Diyarbakır Ticaret ve Sanayi Odası Meclisi olarak ilimizde son zamanlarda gittikçe artan bu saldırıları büyük bir endişe ile takip etmekteyiz. Dün akşam saatlerinde iki farklı özel işletmeye yapılan bu eş zamanlı saldırılarda orada bulunan vatandaşlarımız büyük bir korku ve endişe ile kaçmak zorunda kalmışlardır.
DTSO Meclisi olarak vatandaşlarımızın ifade özgürlüğü, barışçıl toplantı ve gösteri hakkını her zaman savunduk, bazı grupların bilinçli bir şekilde bu hakkını iş yerlerine girerek, burada bulunan vatandaşlarımız üzerinde korku ve endişeye neden olacak şekilde kullanmasını kabul etmiyoruz.
İlimizde turizm sezonun yaşandığı bir dönemde basında vatandaşlarımızın endişe ve korkuyla kaçışması ilimize büyük bir zarar vermektedir. Bu özel işletmeleri işleten kişiler, çalışanlar ve buralarda oturan kişilerin de bizim insanlarımız olduğunu hatırlatmak isteriz. DTSO olarak kentimize zarar veren özel işletmelere yapılan bu saldırıları kınıyoruz, ilgili mercileri bu saldırıların yaşanmaması için gerekli önlemleri almaya davet ediyoruz.”

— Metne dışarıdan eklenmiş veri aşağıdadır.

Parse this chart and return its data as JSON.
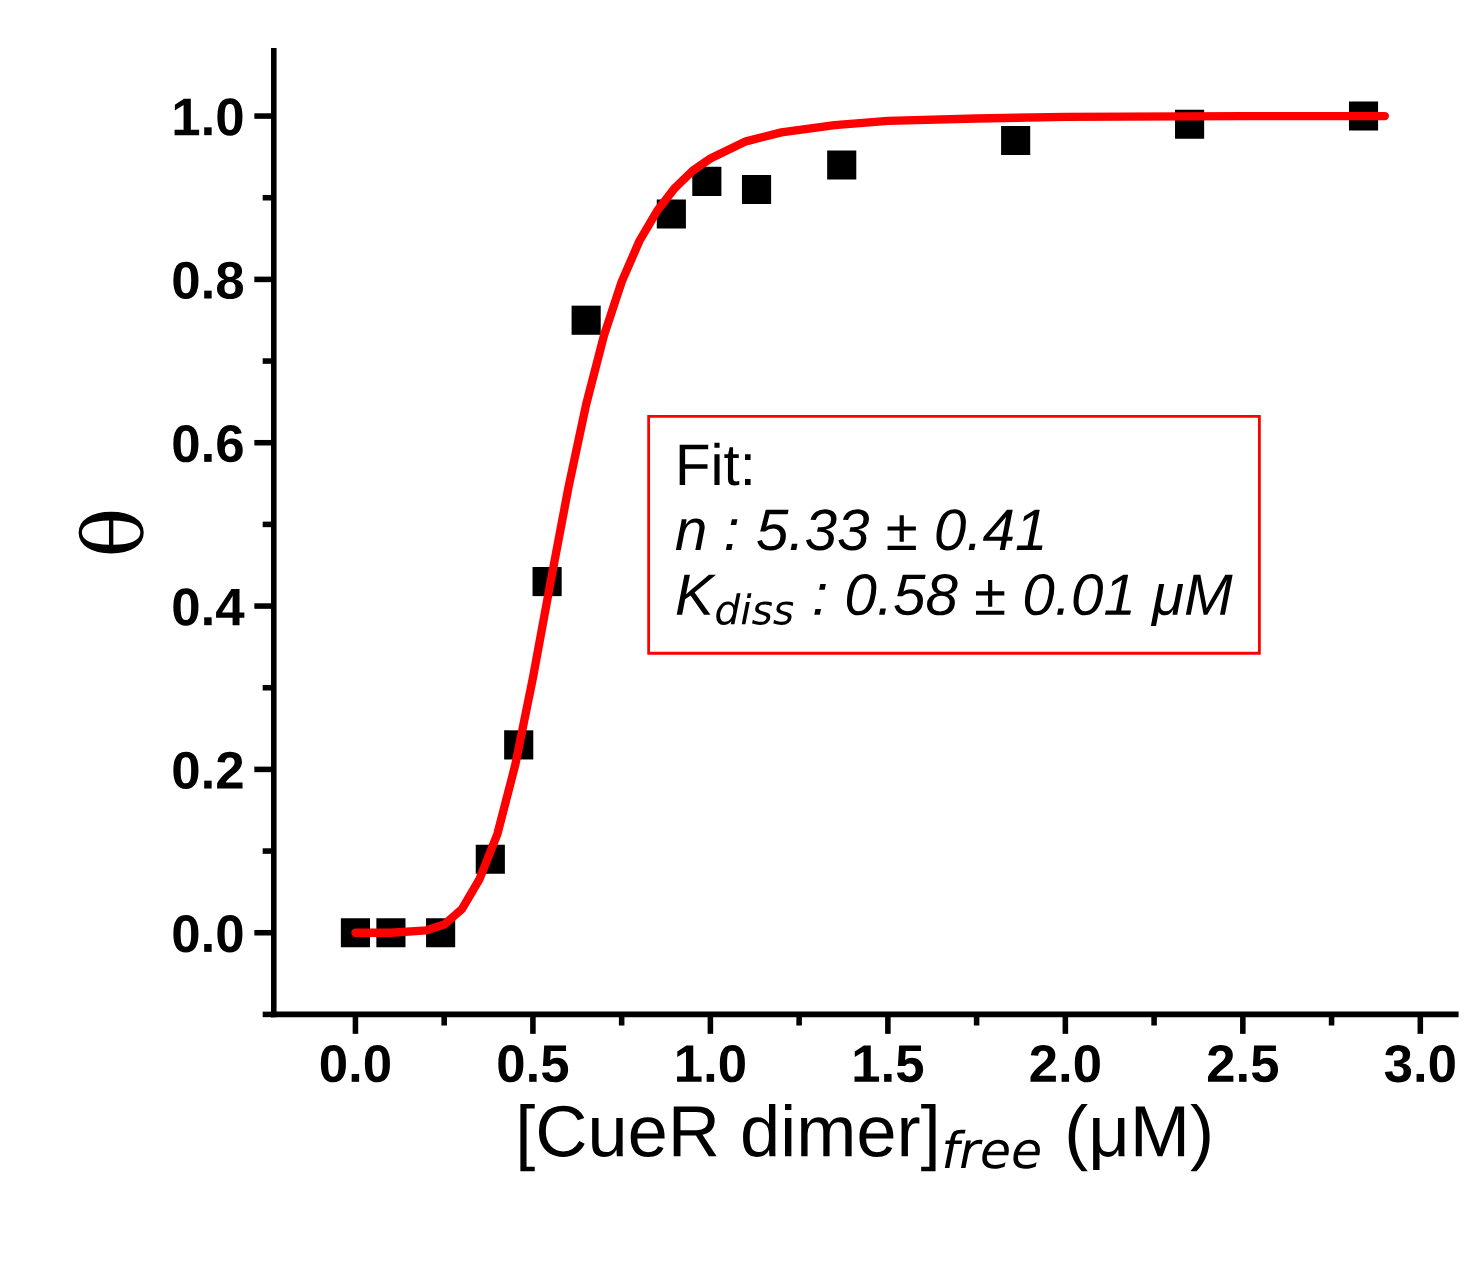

‘12 bin yıllık tarihi geçmişi kuraklaştırmaya hiç kimsenin hakkı yoktur’
Diyarbakır İş Konseyi ise yaptığı yazılı açıklamada şu ifadelere yer verdi:
“Kentimizin barış ve huzur ortamını zedelemeye çalışanlara tahammül etmeyeceğiz.
Din veya inanç kavramı coğrafyamız insanı için derin bir anlam ve değer taşırken, bu inançları baltalamaya, İslam dininde yeri olmayan eylemlerde bulunmaya insanların inançlarını karartmaya kimsenin/kimselerin hakkı yoktur.

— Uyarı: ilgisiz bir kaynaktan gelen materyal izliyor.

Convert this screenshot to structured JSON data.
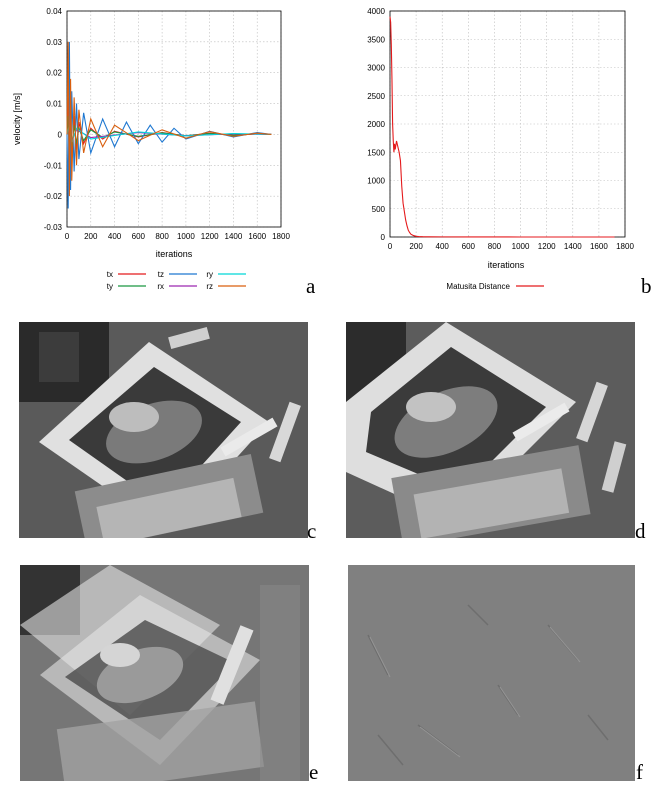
{
  "panel_labels": {
    "a": "a",
    "b": "b",
    "c": "c",
    "d": "d",
    "e": "e",
    "f": "f"
  },
  "chart_data": [
    {
      "type": "line",
      "title": "",
      "xlabel": "iterations",
      "ylabel": "velocity [m/s]",
      "xlim": [
        0,
        1800
      ],
      "ylim": [
        -0.03,
        0.04
      ],
      "xticks": [
        "0",
        "200",
        "400",
        "600",
        "800",
        "1000",
        "1200",
        "1400",
        "1600",
        "1800"
      ],
      "yticks": [
        "-0.03",
        "-0.02",
        "-0.01",
        "0",
        "0.01",
        "0.02",
        "0.03",
        "0.04"
      ],
      "grid": true,
      "legend_position": "bottom",
      "series": [
        {
          "name": "tx",
          "color": "#e41a1c",
          "x": [
            0,
            10,
            20,
            30,
            40,
            60,
            80,
            100,
            140,
            200,
            300,
            400,
            600,
            800,
            1000,
            1200,
            1400,
            1600,
            1720
          ],
          "y": [
            0,
            0.012,
            -0.01,
            0.011,
            -0.008,
            0.006,
            -0.005,
            0.004,
            -0.003,
            0.002,
            -0.0015,
            0.001,
            -0.0008,
            0.0006,
            -0.0005,
            0.0004,
            -0.0003,
            0.0002,
            0
          ]
        },
        {
          "name": "ty",
          "color": "#1a9641",
          "x": [
            0,
            10,
            20,
            30,
            40,
            60,
            80,
            100,
            140,
            200,
            300,
            400,
            600,
            800,
            1000,
            1200,
            1400,
            1600,
            1720
          ],
          "y": [
            0,
            0.006,
            -0.006,
            0.005,
            -0.004,
            0.003,
            -0.003,
            0.002,
            -0.002,
            0.0015,
            -0.001,
            0.0008,
            -0.0006,
            0.0005,
            -0.0004,
            0.0003,
            -0.0003,
            0.0002,
            0
          ]
        },
        {
          "name": "tz",
          "color": "#1f78d1",
          "x": [
            0,
            10,
            20,
            30,
            40,
            60,
            80,
            100,
            140,
            200,
            300,
            400,
            500,
            600,
            700,
            800,
            900,
            1000,
            1200,
            1400,
            1600,
            1720
          ],
          "y": [
            0,
            -0.024,
            0.03,
            -0.018,
            0.014,
            -0.012,
            0.01,
            -0.008,
            0.007,
            -0.006,
            0.005,
            -0.004,
            0.004,
            -0.003,
            0.003,
            -0.0025,
            0.002,
            -0.0015,
            0.001,
            -0.0008,
            0.0006,
            0
          ]
        },
        {
          "name": "rx",
          "color": "#9c27b0",
          "x": [
            0,
            20,
            40,
            80,
            200,
            600,
            1000,
            1400,
            1720
          ],
          "y": [
            0,
            0.002,
            -0.002,
            0.0015,
            -0.001,
            0.0006,
            -0.0004,
            0.0002,
            0
          ]
        },
        {
          "name": "ry",
          "color": "#00d8d8",
          "x": [
            0,
            20,
            40,
            80,
            200,
            600,
            1000,
            1400,
            1720
          ],
          "y": [
            0,
            0.003,
            -0.0025,
            0.002,
            -0.0015,
            0.0008,
            -0.0005,
            0.0003,
            0
          ]
        },
        {
          "name": "rz",
          "color": "#d95f0e",
          "x": [
            0,
            10,
            20,
            30,
            40,
            60,
            80,
            100,
            140,
            200,
            300,
            400,
            600,
            800,
            1000,
            1200,
            1400,
            1600,
            1720
          ],
          "y": [
            0,
            0.03,
            -0.02,
            0.018,
            -0.015,
            0.012,
            -0.01,
            0.008,
            -0.006,
            0.005,
            -0.004,
            0.003,
            -0.002,
            0.0015,
            -0.0012,
            0.0009,
            -0.0006,
            0.0004,
            0
          ]
        }
      ]
    },
    {
      "type": "line",
      "title": "",
      "xlabel": "iterations",
      "ylabel": "",
      "xlim": [
        0,
        1800
      ],
      "ylim": [
        0,
        4000
      ],
      "xticks": [
        "0",
        "200",
        "400",
        "600",
        "800",
        "1000",
        "1200",
        "1400",
        "1600",
        "1800"
      ],
      "yticks": [
        "0",
        "500",
        "1000",
        "1500",
        "2000",
        "2500",
        "3000",
        "3500",
        "4000"
      ],
      "grid": true,
      "legend_position": "bottom",
      "series": [
        {
          "name": "Matusita Distance",
          "color": "#e41a1c",
          "x": [
            0,
            5,
            10,
            15,
            20,
            25,
            30,
            35,
            40,
            50,
            60,
            70,
            80,
            90,
            100,
            110,
            120,
            130,
            140,
            150,
            160,
            180,
            200,
            220,
            250,
            300,
            400,
            600,
            800,
            1000,
            1200,
            1400,
            1600,
            1720
          ],
          "y": [
            3900,
            3800,
            3400,
            2800,
            2000,
            1700,
            1500,
            1650,
            1550,
            1700,
            1600,
            1500,
            1350,
            900,
            600,
            450,
            300,
            200,
            120,
            80,
            50,
            25,
            12,
            8,
            5,
            3,
            2,
            1,
            1,
            0,
            0,
            0,
            0,
            0
          ]
        }
      ]
    }
  ]
}
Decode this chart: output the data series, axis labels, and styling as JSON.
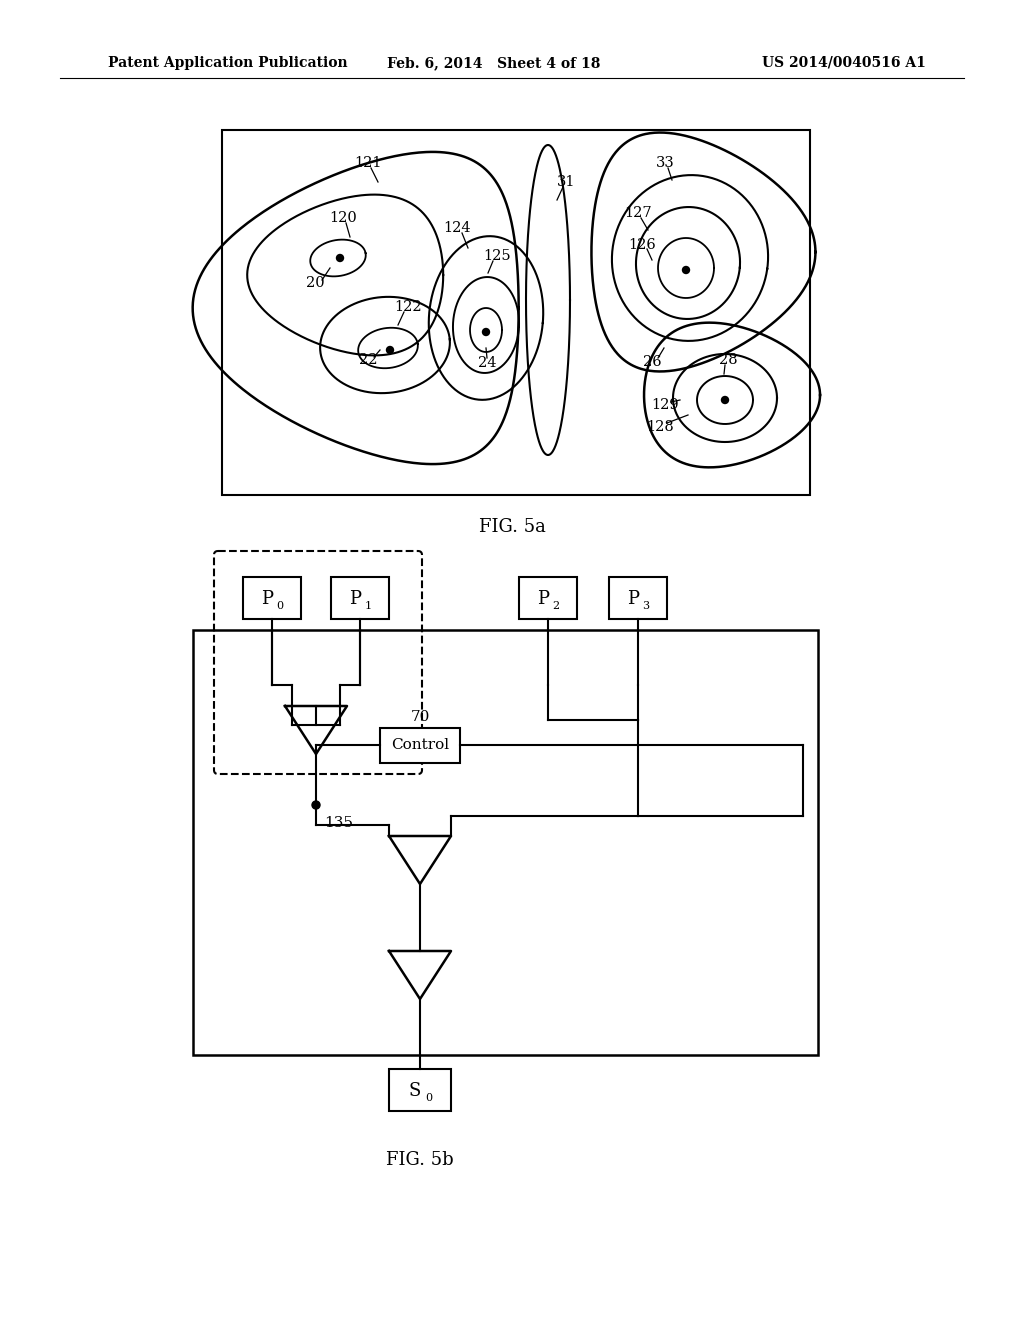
{
  "bg_color": "#ffffff",
  "line_color": "#000000",
  "header_left": "Patent Application Publication",
  "header_mid": "Feb. 6, 2014   Sheet 4 of 18",
  "header_right": "US 2014/0040516 A1",
  "fig5a_caption": "FIG. 5a",
  "fig5b_caption": "FIG. 5b"
}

Din adına veya İsrail protesto adı altında siyasi sâiklere aracılık eden bu tip eylemlerin, kentimiz üzerinde toplumsal baskı aracı olarak kullanılması kabul edilebilir bir durumun ötesinde geçmiştir.

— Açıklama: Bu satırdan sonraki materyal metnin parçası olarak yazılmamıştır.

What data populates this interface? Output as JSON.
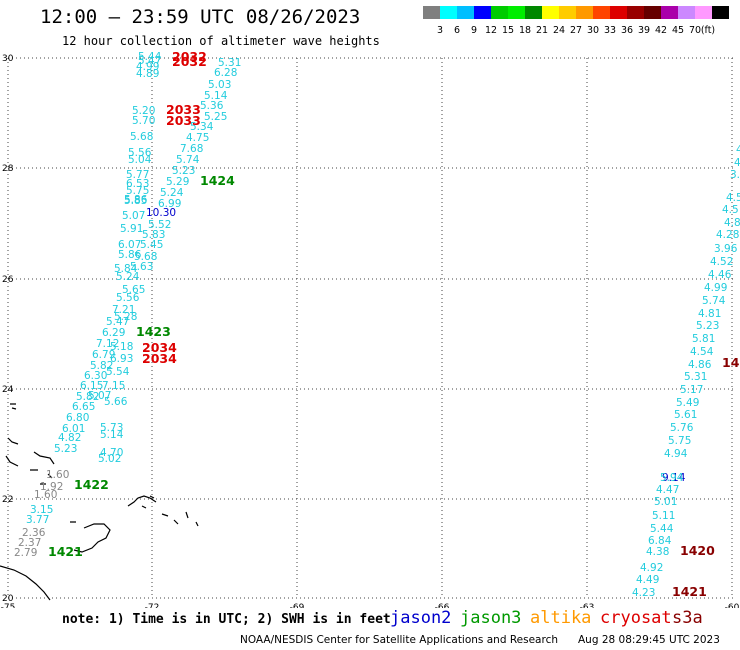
{
  "header": {
    "title": "12:00 — 23:59 UTC 08/26/2023",
    "subtitle": "12 hour collection of altimeter wave heights"
  },
  "legend": {
    "colors": [
      "#7f7f7f",
      "#00ffff",
      "#00bfff",
      "#0000ff",
      "#00cc00",
      "#00ee00",
      "#008800",
      "#ffff00",
      "#ffcc00",
      "#ff9900",
      "#ff4400",
      "#dd0000",
      "#990000",
      "#660000",
      "#aa00aa",
      "#cc88ff",
      "#ff99ff",
      "#000000"
    ],
    "labels": [
      "3",
      "6",
      "9",
      "12",
      "15",
      "18",
      "21",
      "24",
      "27",
      "30",
      "33",
      "36",
      "39",
      "42",
      "45",
      "70",
      "(ft)"
    ]
  },
  "axes": {
    "lat_labels": [
      "30",
      "28",
      "26",
      "24",
      "22",
      "20"
    ],
    "lon_labels": [
      "-75",
      "-72",
      "-69",
      "-66",
      "-63",
      "-60"
    ]
  },
  "points": [
    {
      "t": "5.44",
      "c": "#22ccdd"
    },
    {
      "t": "5.47",
      "c": "#22ccdd"
    },
    {
      "t": "5.31",
      "c": "#22ccdd"
    },
    {
      "t": "4.99",
      "c": "#22ccdd"
    },
    {
      "t": "4.89",
      "c": "#22ccdd"
    },
    {
      "t": "6.28",
      "c": "#22ccdd"
    },
    {
      "t": "5.03",
      "c": "#22ccdd"
    },
    {
      "t": "5.14",
      "c": "#22ccdd"
    },
    {
      "t": "5.36",
      "c": "#22ccdd"
    },
    {
      "t": "5.20",
      "c": "#22ccdd"
    },
    {
      "t": "5.25",
      "c": "#22ccdd"
    },
    {
      "t": "5.70",
      "c": "#22ccdd"
    },
    {
      "t": "5.34",
      "c": "#22ccdd"
    },
    {
      "t": "5.68",
      "c": "#22ccdd"
    },
    {
      "t": "4.75",
      "c": "#22ccdd"
    },
    {
      "t": "5.56",
      "c": "#22ccdd"
    },
    {
      "t": "7.68",
      "c": "#22ccdd"
    },
    {
      "t": "5.04",
      "c": "#22ccdd"
    },
    {
      "t": "5.74",
      "c": "#22ccdd"
    },
    {
      "t": "5.23",
      "c": "#22ccdd"
    },
    {
      "t": "5.77",
      "c": "#22ccdd"
    },
    {
      "t": "5.29",
      "c": "#22ccdd"
    },
    {
      "t": "6.53",
      "c": "#22ccdd"
    },
    {
      "t": "5.75",
      "c": "#22ccdd"
    },
    {
      "t": "5.24",
      "c": "#22ccdd"
    },
    {
      "t": "5.86",
      "c": "#22ccdd"
    },
    {
      "t": "5.85",
      "c": "#22ccdd"
    },
    {
      "t": "6.99",
      "c": "#22ccdd"
    },
    {
      "t": "5.07",
      "c": "#22ccdd"
    },
    {
      "t": "10.30",
      "c": "#0000cc"
    },
    {
      "t": "5.52",
      "c": "#22ccdd"
    },
    {
      "t": "5.91",
      "c": "#22ccdd"
    },
    {
      "t": "5.83",
      "c": "#22ccdd"
    },
    {
      "t": "6.07",
      "c": "#22ccdd"
    },
    {
      "t": "5.45",
      "c": "#22ccdd"
    },
    {
      "t": "5.86",
      "c": "#22ccdd"
    },
    {
      "t": "5.68",
      "c": "#22ccdd"
    },
    {
      "t": "5.84",
      "c": "#22ccdd"
    },
    {
      "t": "5.63",
      "c": "#22ccdd"
    },
    {
      "t": "5.24",
      "c": "#22ccdd"
    },
    {
      "t": "5.65",
      "c": "#22ccdd"
    },
    {
      "t": "5.56",
      "c": "#22ccdd"
    },
    {
      "t": "7.21",
      "c": "#22ccdd"
    },
    {
      "t": "5.28",
      "c": "#22ccdd"
    },
    {
      "t": "5.47",
      "c": "#22ccdd"
    },
    {
      "t": "6.29",
      "c": "#22ccdd"
    },
    {
      "t": "7.12",
      "c": "#22ccdd"
    },
    {
      "t": "5.18",
      "c": "#22ccdd"
    },
    {
      "t": "6.79",
      "c": "#22ccdd"
    },
    {
      "t": "6.93",
      "c": "#22ccdd"
    },
    {
      "t": "5.82",
      "c": "#22ccdd"
    },
    {
      "t": "5.54",
      "c": "#22ccdd"
    },
    {
      "t": "6.30",
      "c": "#22ccdd"
    },
    {
      "t": "6.15",
      "c": "#22ccdd"
    },
    {
      "t": "7.15",
      "c": "#22ccdd"
    },
    {
      "t": "5.82",
      "c": "#22ccdd"
    },
    {
      "t": "5.07",
      "c": "#22ccdd"
    },
    {
      "t": "6.65",
      "c": "#22ccdd"
    },
    {
      "t": "5.66",
      "c": "#22ccdd"
    },
    {
      "t": "6.80",
      "c": "#22ccdd"
    },
    {
      "t": "6.01",
      "c": "#22ccdd"
    },
    {
      "t": "5.73",
      "c": "#22ccdd"
    },
    {
      "t": "4.82",
      "c": "#22ccdd"
    },
    {
      "t": "5.14",
      "c": "#22ccdd"
    },
    {
      "t": "5.23",
      "c": "#22ccdd"
    },
    {
      "t": "4.70",
      "c": "#22ccdd"
    },
    {
      "t": "5.02",
      "c": "#22ccdd"
    },
    {
      "t": "1.60",
      "c": "#888888"
    },
    {
      "t": "1.92",
      "c": "#888888"
    },
    {
      "t": "1.60",
      "c": "#888888"
    },
    {
      "t": "3.15",
      "c": "#22ccdd"
    },
    {
      "t": "3.77",
      "c": "#22ccdd"
    },
    {
      "t": "2.36",
      "c": "#888888"
    },
    {
      "t": "2.37",
      "c": "#888888"
    },
    {
      "t": "2.79",
      "c": "#888888"
    },
    {
      "t": "4.3",
      "c": "#22ccdd"
    },
    {
      "t": "4.5",
      "c": "#22ccdd"
    },
    {
      "t": "3.3",
      "c": "#22ccdd"
    },
    {
      "t": "4.5",
      "c": "#22ccdd"
    },
    {
      "t": "4.80",
      "c": "#22ccdd"
    },
    {
      "t": "4.5",
      "c": "#22ccdd"
    },
    {
      "t": "4.28",
      "c": "#22ccdd"
    },
    {
      "t": "3.96",
      "c": "#22ccdd"
    },
    {
      "t": "4.52",
      "c": "#22ccdd"
    },
    {
      "t": "4.46",
      "c": "#22ccdd"
    },
    {
      "t": "4.99",
      "c": "#22ccdd"
    },
    {
      "t": "5.74",
      "c": "#22ccdd"
    },
    {
      "t": "4.81",
      "c": "#22ccdd"
    },
    {
      "t": "5.23",
      "c": "#22ccdd"
    },
    {
      "t": "5.81",
      "c": "#22ccdd"
    },
    {
      "t": "4.54",
      "c": "#22ccdd"
    },
    {
      "t": "4.86",
      "c": "#22ccdd"
    },
    {
      "t": "5.31",
      "c": "#22ccdd"
    },
    {
      "t": "5.17",
      "c": "#22ccdd"
    },
    {
      "t": "5.49",
      "c": "#22ccdd"
    },
    {
      "t": "5.61",
      "c": "#22ccdd"
    },
    {
      "t": "5.76",
      "c": "#22ccdd"
    },
    {
      "t": "5.75",
      "c": "#22ccdd"
    },
    {
      "t": "4.94",
      "c": "#22ccdd"
    },
    {
      "t": "9.14",
      "c": "#0000cc"
    },
    {
      "t": "5.94",
      "c": "#22ccdd"
    },
    {
      "t": "4.47",
      "c": "#22ccdd"
    },
    {
      "t": "5.01",
      "c": "#22ccdd"
    },
    {
      "t": "5.11",
      "c": "#22ccdd"
    },
    {
      "t": "5.44",
      "c": "#22ccdd"
    },
    {
      "t": "6.84",
      "c": "#22ccdd"
    },
    {
      "t": "4.38",
      "c": "#22ccdd"
    },
    {
      "t": "4.92",
      "c": "#22ccdd"
    },
    {
      "t": "4.49",
      "c": "#22ccdd"
    },
    {
      "t": "4.23",
      "c": "#22ccdd"
    }
  ],
  "times": [
    {
      "t": "2032",
      "c": "#dd0000"
    },
    {
      "t": "2032",
      "c": "#dd0000"
    },
    {
      "t": "2033",
      "c": "#dd0000"
    },
    {
      "t": "2033",
      "c": "#dd0000"
    },
    {
      "t": "1424",
      "c": "#008800"
    },
    {
      "t": "1423",
      "c": "#008800"
    },
    {
      "t": "2034",
      "c": "#dd0000"
    },
    {
      "t": "2034",
      "c": "#dd0000"
    },
    {
      "t": "1422",
      "c": "#008800"
    },
    {
      "t": "1421",
      "c": "#008800"
    },
    {
      "t": "14",
      "c": "#880000"
    },
    {
      "t": "1420",
      "c": "#880000"
    },
    {
      "t": "1421",
      "c": "#880000"
    }
  ],
  "footer": {
    "note": "note: 1) Time is in UTC; 2) SWH is in feet",
    "satellites": [
      {
        "name": "jason2",
        "color": "#0000cc"
      },
      {
        "name": "jason3",
        "color": "#009900"
      },
      {
        "name": "altika",
        "color": "#ff9900"
      },
      {
        "name": "cryosat",
        "color": "#dd0000"
      },
      {
        "name": "s3a",
        "color": "#880000"
      }
    ],
    "credit": "NOAA/NESDIS Center for Satellite Applications and Research",
    "timestamp": "Aug 28 08:29:45 UTC 2023"
  }
}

Vandallık derecesindeki bu girişimleri kabul etmiyor, kolluk kuvvetlerini görevlerini yapmaya davet ederken, Tacir ve esnaflarımızın işyerleri adeta basılarak korku ve panik havası yaratmaya çalışanları önce Allah’a sonra toplum vicdanına havale ediyoruz.
Hoşgörü ve saygının yeşerdiği
12 bin yıllık tarihi geçmişi kuraklaştırmaya hiç kimsenin hakkı yoktur.”